Отталкиваясь от Достоевского, Лукач проводит в заметке № 39 резкую черту, разделяющую русский атеизм и атеизм европейский: «Не существует никакого европейского атеизма,
только русский (и буддистский). Следовало бы воспользоваться средневековым (способом) аргументации и сгруппировать атеистические аргументы, выделив среди них онтологические, физико–телеологические и моральные. Точно так же следовало бы центрировать всю проблему атеизма вокруг проблемы реализма (снова на средневековый манер: реализм = реализм понятий). Поскольку настоящий номинализм существует только в XIX веке (значение Фейербаха для России), имеется и точка отсчёта во времени: в Западной Европе, однако, осознаётся только как личная (эгоистическая) проблема (Нильс Люне): может возникнуть лишь атеистическое понятие героя (он представлен в России Базаровым). Но это есть трагически–динамический тип, который ведёт к линии Геббель — Ибсен — Пауль Эрнст: как можно умереть без бога? (Ницше со своим сверхчеловеком здесь не более чем побочная линия рядом с геббелевско–гегелевской). Достоевский же спрашивает: как можно так жить (без Бога. —Эта разделительная черта между европейским и русским атеизмом важна для венгерского философа, ибо она позволяет отчётливее разглядеть, к чему ведёт та или иная атеистическая позиция. В заметке № 10 Лукач отмечает в связи с Иваном Карамазовым: «Последнее колебание Ивана как типа атеиста: (колебание) между бытием и небытием Бога (атеисты этого типа верят в Бога; наверное, Кириллов представляет собой исключение). Отсюда как следствие небытия Бога (вытекает): не новая мораль, а (постулат) “всё дозволено”… Надо изобразить — намёком — нового, молчащего, нуждающегося в нашей помощи Бога и его верующих (Каляев), которые тоже считают себя атеистами». Террорист–эсер Иван Каляев как религиозный атеист, верующий в «нового, молчаливого, нуждающегося в нашей помощи Бога», — это предвосхищенная Достоевским и угаданная Лукачем ослепительно яркая фигура эпохи.

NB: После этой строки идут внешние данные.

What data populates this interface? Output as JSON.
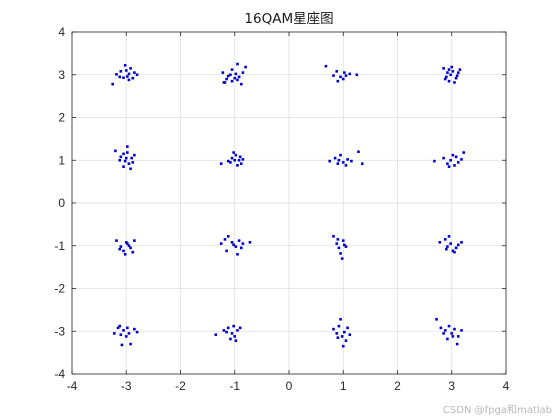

Венгерский мыслитель, размышляя о «революционере как мистике» (заметка R/a), обращается к текстам Фридриха Шпегеля и ссылается на следующее место: «Немногие революционеры, которые действовали во время революции, были мистиками, как это свойственно лишь французам этого века. Они конституировали свою сущность и деяние как религию, и в будущем это покажется высочайшим назначением и достоинством революции». И Лукач в заметке R/в стушёвывает революцию Маркса с помощью революции В. Ропшина (и Фридриха Шлегеля) и, что весьма характерно, с помощью двоебожия Маркиона: «Проблема Ропшина: борьба 1‑й этики (Розенштерн, Ипполит) и 2‑й этики (Болотов, Серёжа). Маркс: победа первой (этики): борьба против Иеговы (т. е. против ветхозаветного Яхве, Демиурга, против Бога справедливости и Закона, ненавистного Маркиону. —
Как уже отмечалось выше, из смерти Бога и проистекающего отсюда подлинного — русского — атеизма, по Лукачу, возможны два следствия: во–первых, деятельность под лозунгом «всё дозволено»; во–вторых, деятельность в русле «новой этики».
Независимо от того, правильно или нет истолковал Лукач постулат «всё дозволено», все, кто придерживается его на практике, являются для Лукача преступниками.